Het was al schering en inslag toen mijn grootmoeder (God hebbe haar ziel. Echt!) in Huize Henricus haar laatste jaren doorbracht. 'Ze stelen hier als de raven', zei ze. Geregeld wisselen er in het Zorghuis ook spullen van eigenaar. De persoon in kwestie is het gedachteloos kwijtgeraakt, weet niet meer waar hij of zij iets gelaten heeft, of een dementerende heeft onbewust niet zoveel op met mijn en dijn.
'Weg!' wijst Likkepot met hulpvragende kijkers haar dochter op de kale nek. De dochter constateert dat haar moeders parelketting niet om haar hals hangt. Op haar kamer ligt-ie niet. Tot haar verbazing ziet ze een pronkende Toet - dol op blingbling - met ondermeer eenzelfde parelketting om. Toet, die de tegenwoordigheid van geest ontbeert, heeft 'm even gepast en omgehouden. Je zou het lenen kunnen noemen. Om haar niet van streek te maken, dieft de nachtzuster de parelketting terug als ze slaapt. Opgelost.

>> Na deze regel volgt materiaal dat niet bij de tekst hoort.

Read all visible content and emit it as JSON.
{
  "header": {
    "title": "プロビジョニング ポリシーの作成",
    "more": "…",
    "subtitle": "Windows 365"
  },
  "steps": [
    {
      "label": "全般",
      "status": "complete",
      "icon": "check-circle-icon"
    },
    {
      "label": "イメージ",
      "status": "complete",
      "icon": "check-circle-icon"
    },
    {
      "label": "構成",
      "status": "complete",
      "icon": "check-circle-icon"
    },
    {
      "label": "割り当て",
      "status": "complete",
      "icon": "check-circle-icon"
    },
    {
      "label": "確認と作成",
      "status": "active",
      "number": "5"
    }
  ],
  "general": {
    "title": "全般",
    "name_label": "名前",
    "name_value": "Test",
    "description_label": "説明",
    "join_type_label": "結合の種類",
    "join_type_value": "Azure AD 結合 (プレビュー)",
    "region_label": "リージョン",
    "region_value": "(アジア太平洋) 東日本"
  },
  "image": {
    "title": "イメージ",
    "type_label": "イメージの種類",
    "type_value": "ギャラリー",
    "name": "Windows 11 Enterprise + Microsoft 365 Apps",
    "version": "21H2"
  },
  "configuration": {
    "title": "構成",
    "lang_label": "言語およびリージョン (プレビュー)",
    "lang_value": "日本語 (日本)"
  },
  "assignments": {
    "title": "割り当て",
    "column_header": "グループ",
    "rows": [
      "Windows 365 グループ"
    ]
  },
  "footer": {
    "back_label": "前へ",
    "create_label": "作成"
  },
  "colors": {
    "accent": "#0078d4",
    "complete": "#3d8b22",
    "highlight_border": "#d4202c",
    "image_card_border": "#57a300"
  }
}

De volgende dag wordt het verweesde vest dat over de bureaustoel op de zusterpost hing, vermist. Alles zoekt de verpleegkundige af. Ze twijfelt bijna ('Had ik dat vest wel aan?') en vertrekt zonder vest naar huis waar het ook niet gevonden wordt. D. kan zich uit haar eigen verpleegtijd herinneren dat wanneer iemand anders zich over andermans eigendom heeft ontfermd, meestal een dementerende bewoner het aan de eigen collectie heeft toegeëigend. 'Daarom moet je nooit je handtas onbeheerd in een openbare ruimte achterlaten.' De verpleegkundige vindt het gegijzelde vest uiteindelijk weggemoffeld op de kamer van een inwonende ekster. Het kledingstuk wordt ongezien bevrijd.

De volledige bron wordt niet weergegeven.